The cost-effectiveness of pharmacogenomics with respect to challenges and opportunities in an era of decreasing test costs was addressed by David L Veenstra (University of Washington, Seattle, USA). A stated lack of evidence of clinical utility is a frequent reason for health insurers to refuse to reimburse patients for pharmacogenomic testing. To better assess such evidence, the Evaluation of Genomic Applications in Practice and Prevention (EGAPP) initiative is developing a systematic process to capture the validity and utility of emerging genetic tests for clinical practice. A novel approach, comparative effectiveness research, aims to ensure that much more useful data will be collected (as compared with standard clinical trials) and better methods developed for understanding the differences in drug effectiveness among different patient groups, such as risk-benefit modeling. Lastly, the value of conducting additional research should be weighed against the cost of conducting such research using quantitative value of research analyses.

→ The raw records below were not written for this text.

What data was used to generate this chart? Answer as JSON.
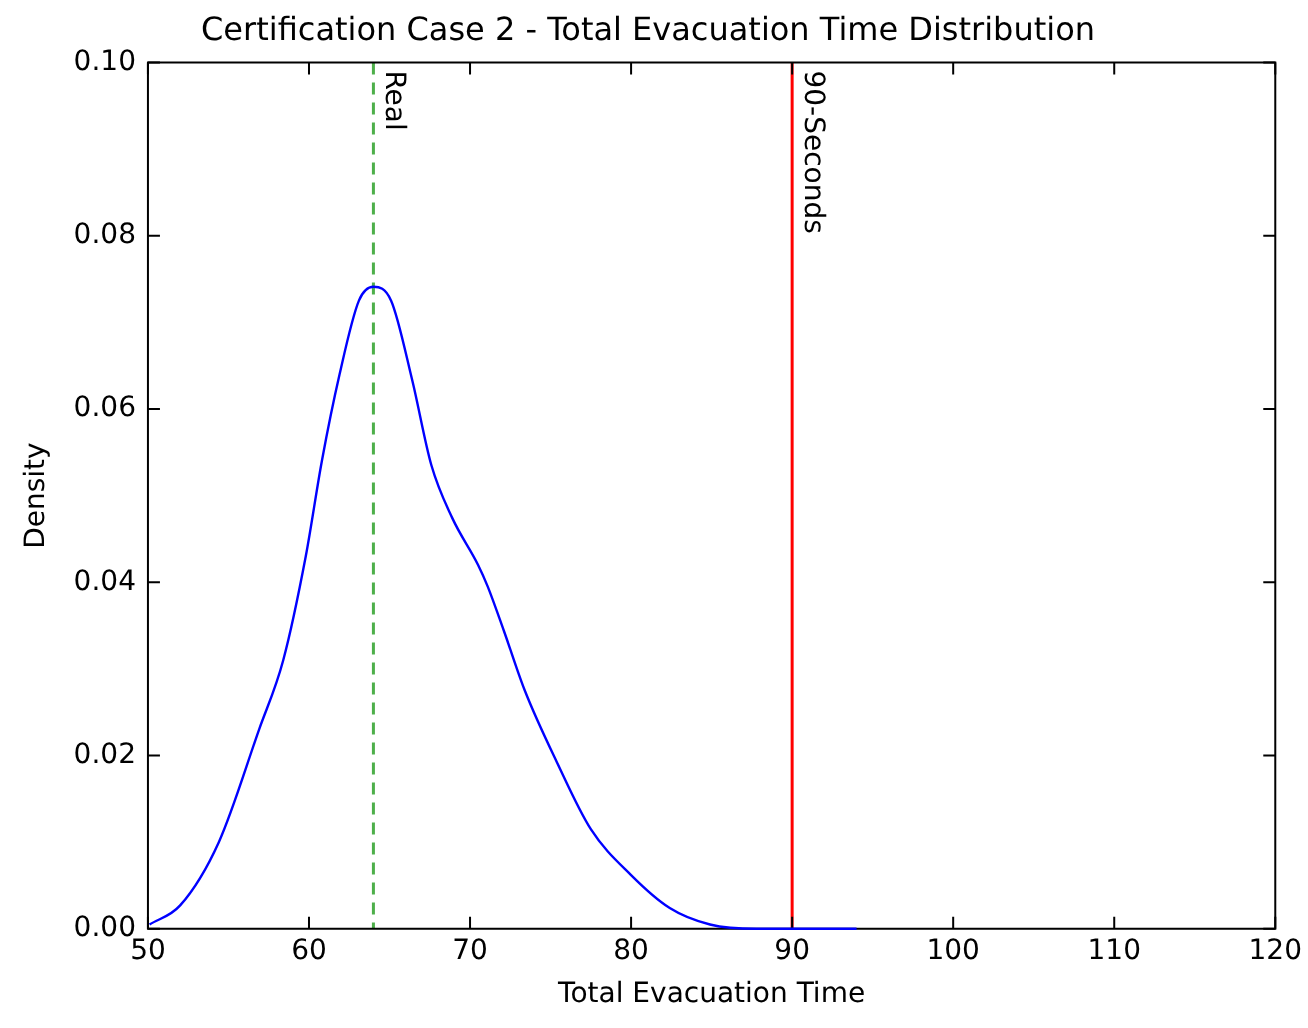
{
  "chart_data": {
    "type": "line",
    "title": "Certification Case 2 - Total Evacuation Time Distribution",
    "xlabel": "Total Evacuation Time",
    "ylabel": "Density",
    "series": [
      {
        "color": "#0000ff",
        "x": [
          50.1,
          52,
          54.4,
          56.9,
          58.4,
          59.8,
          60.8,
          61.9,
          63.1,
          64,
          65.1,
          66.4,
          67.6,
          68.9,
          70.5,
          71.1,
          72.1,
          73.4,
          75.4,
          77.5,
          80,
          82.4,
          84.9,
          87.8,
          94
        ],
        "values": [
          0.0005,
          0.0027,
          0.01,
          0.023,
          0.031,
          0.043,
          0.054,
          0.064,
          0.0725,
          0.0741,
          0.0725,
          0.0634,
          0.0535,
          0.0474,
          0.042,
          0.0395,
          0.0344,
          0.0275,
          0.0192,
          0.0115,
          0.0062,
          0.0024,
          0.0005,
          0,
          0
        ]
      }
    ],
    "xlim": [
      50,
      120
    ],
    "xticks": [
      50,
      60,
      70,
      80,
      90,
      100,
      110,
      120
    ],
    "ylim": [
      0,
      0.1
    ],
    "yticks": [
      {
        "value": 0,
        "label": "0.00"
      },
      {
        "value": 0.02,
        "label": "0.02"
      },
      {
        "value": 0.04,
        "label": "0.04"
      },
      {
        "value": 0.06,
        "label": "0.06"
      },
      {
        "value": 0.08,
        "label": "0.08"
      },
      {
        "value": 0.1,
        "label": "0.10"
      }
    ],
    "ref_lines": [
      {
        "axis": "x",
        "value": 64,
        "label": "Real",
        "color": "#4daf4a",
        "line_style": "dashed"
      },
      {
        "axis": "x",
        "value": 90,
        "label": "90-Seconds",
        "color": "#ff0000",
        "line_style": "solid"
      }
    ],
    "grid": false,
    "legend": false,
    "marker": "none"
  }
}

Integrated presentations from pharmacologists and human genome biologists highlighted the incredible opportunities for pharmacogenomic applications in optimizing drug therapy. Rapid advances in genomic technologies are being quickly adopted by pharmacogenomics researchers and will fuel progress in this area. The overarching need for the collection of large numbers of well phenotyped drug-treated populations was a central theme of most presentations, as were the difficulties associated with identifying appropriate replication cohorts. Future advances in human genomics and their application to pharmacogenomics are expected to bring continued advances to this important area of translational medicine.
The authors declare that they have no competing interests.